About Merete Nordentoft
Professor, Chief Physician, DMSc, PhD
Chief Physician, Mental Health Centre Copenhagen and Professor of Psychiatry, University of Copenhagen
MD degree in 1984, trained as a specialist in psychiatry, PhD degree in 1994 and DMSc degree in 2007
Driving force behind establishing the OPUS clinical research project, co-authored Denmark’s action plan for preventing suicide in 1997–1998 and was involved in opening the Centre for Suicide Prevention
2016 Richard J. Wyatt Award
2017 Marie and August Krogh Prize
2018 Danish Medical Association, honorific award
About Preben Bo Mortensen
Scientific Director, iPSYCH (Lundbeck Foundation Initiative for Integrative Psychiatric Research)

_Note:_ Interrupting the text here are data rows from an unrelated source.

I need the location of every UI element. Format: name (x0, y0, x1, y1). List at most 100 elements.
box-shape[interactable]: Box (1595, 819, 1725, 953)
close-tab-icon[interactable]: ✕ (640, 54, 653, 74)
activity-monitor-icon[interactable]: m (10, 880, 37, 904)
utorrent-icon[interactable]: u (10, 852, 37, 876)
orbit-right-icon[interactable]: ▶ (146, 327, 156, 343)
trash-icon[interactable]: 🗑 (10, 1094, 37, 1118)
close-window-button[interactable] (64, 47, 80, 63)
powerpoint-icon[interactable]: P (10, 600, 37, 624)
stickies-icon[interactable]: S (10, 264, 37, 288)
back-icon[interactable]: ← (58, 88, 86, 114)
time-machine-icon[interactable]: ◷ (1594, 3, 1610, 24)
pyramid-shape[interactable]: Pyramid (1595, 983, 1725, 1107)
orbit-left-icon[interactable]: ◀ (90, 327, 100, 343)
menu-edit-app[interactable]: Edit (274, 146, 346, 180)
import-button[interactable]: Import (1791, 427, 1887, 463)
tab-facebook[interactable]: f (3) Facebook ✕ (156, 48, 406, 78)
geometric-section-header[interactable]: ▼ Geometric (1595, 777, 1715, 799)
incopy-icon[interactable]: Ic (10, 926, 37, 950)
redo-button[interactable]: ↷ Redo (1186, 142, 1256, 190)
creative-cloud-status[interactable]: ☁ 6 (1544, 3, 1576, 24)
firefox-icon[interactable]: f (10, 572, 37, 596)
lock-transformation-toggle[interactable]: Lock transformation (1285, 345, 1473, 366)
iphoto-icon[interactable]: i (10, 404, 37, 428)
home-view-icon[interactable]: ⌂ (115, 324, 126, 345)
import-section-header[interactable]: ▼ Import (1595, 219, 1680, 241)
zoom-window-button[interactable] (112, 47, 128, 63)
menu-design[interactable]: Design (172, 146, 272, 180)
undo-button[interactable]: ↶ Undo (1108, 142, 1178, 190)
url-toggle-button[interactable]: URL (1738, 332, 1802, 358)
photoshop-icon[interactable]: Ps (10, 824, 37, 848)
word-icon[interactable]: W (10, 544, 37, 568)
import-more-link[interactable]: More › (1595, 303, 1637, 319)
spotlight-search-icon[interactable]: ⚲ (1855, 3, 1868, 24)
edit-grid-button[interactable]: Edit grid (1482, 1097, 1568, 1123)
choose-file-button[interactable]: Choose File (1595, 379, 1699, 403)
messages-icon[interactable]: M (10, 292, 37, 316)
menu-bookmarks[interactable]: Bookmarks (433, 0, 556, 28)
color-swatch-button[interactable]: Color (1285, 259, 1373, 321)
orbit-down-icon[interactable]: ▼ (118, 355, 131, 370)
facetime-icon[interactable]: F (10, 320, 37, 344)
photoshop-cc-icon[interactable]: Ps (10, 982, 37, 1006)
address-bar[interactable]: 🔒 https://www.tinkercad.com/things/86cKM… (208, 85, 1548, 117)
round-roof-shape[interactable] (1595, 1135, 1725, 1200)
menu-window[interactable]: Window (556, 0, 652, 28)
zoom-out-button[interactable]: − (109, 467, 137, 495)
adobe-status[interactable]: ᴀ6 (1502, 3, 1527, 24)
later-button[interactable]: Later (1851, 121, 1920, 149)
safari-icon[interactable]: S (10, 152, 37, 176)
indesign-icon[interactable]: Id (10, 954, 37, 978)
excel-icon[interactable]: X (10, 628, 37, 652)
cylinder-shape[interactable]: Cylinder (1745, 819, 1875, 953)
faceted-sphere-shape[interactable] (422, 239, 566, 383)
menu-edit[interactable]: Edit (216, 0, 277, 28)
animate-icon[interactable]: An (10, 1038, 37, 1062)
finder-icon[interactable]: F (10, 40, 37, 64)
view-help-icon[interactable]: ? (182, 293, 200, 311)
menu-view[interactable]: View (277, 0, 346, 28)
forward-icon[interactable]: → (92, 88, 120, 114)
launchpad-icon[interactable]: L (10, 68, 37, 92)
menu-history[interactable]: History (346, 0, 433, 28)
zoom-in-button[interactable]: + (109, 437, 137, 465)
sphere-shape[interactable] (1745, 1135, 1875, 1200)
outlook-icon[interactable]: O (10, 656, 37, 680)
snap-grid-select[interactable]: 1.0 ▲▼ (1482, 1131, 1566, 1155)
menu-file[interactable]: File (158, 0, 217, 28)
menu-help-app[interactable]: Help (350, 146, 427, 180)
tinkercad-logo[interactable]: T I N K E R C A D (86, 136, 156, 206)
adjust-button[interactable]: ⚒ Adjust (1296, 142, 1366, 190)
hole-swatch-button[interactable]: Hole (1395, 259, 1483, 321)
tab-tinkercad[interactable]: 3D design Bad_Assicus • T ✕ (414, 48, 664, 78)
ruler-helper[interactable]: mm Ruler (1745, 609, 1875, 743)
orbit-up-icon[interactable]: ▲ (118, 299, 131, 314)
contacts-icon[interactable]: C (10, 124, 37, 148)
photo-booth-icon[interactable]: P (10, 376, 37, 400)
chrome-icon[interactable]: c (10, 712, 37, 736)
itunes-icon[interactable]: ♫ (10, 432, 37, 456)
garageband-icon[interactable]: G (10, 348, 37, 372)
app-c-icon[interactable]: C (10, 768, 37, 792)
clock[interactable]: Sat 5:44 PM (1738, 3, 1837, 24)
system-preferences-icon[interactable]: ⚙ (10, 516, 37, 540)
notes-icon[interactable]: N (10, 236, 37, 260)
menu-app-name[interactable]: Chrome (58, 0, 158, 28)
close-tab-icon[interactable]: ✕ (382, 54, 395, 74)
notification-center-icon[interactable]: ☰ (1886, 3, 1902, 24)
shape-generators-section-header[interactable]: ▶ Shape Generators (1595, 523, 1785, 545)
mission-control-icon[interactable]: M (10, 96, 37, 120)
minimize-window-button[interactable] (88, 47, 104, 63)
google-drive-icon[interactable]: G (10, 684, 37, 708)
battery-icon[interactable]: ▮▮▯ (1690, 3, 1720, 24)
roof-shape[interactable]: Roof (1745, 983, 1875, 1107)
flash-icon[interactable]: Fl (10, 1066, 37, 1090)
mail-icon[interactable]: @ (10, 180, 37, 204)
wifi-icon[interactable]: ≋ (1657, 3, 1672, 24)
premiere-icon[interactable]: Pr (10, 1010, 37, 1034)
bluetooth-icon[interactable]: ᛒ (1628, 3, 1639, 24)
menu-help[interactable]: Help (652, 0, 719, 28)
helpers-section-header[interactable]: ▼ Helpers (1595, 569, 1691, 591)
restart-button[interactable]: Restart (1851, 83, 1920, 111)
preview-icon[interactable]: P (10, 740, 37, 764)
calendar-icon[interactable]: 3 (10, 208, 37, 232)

Professor and head, National Centre for Register-based Research, University of Aarhus
Director, Centre for Integrated Register-based Research (CIRRAU)
Adjunct Professor, Department of Mental Health, School of Hygiene and Public Health, Johns Hopkins University
Medical doctor, Aarhus University, 1986
1986 Awarded the Aarhus University gold medal for research on the relationship between schizophrenia and cancer
2004 August Krogh Prize
About the Novo Nordisk Prize
The Novo Nordisk Prize was first awarded in 1963 and is given to recognize unique medical research or other research contributions that benefit medical science. The Prize is awarded for a predominantly Danish contribution. The Novo Nordisk Prize Committee under the Novo Nordisk Foundation awards the Prize.
The Prize is awarded annually and is accompanied by DKK 3 million – of which DKK 2.5 million is available for research purposes within the Prize recipient’s research field and DKK 500,000 is a personal award.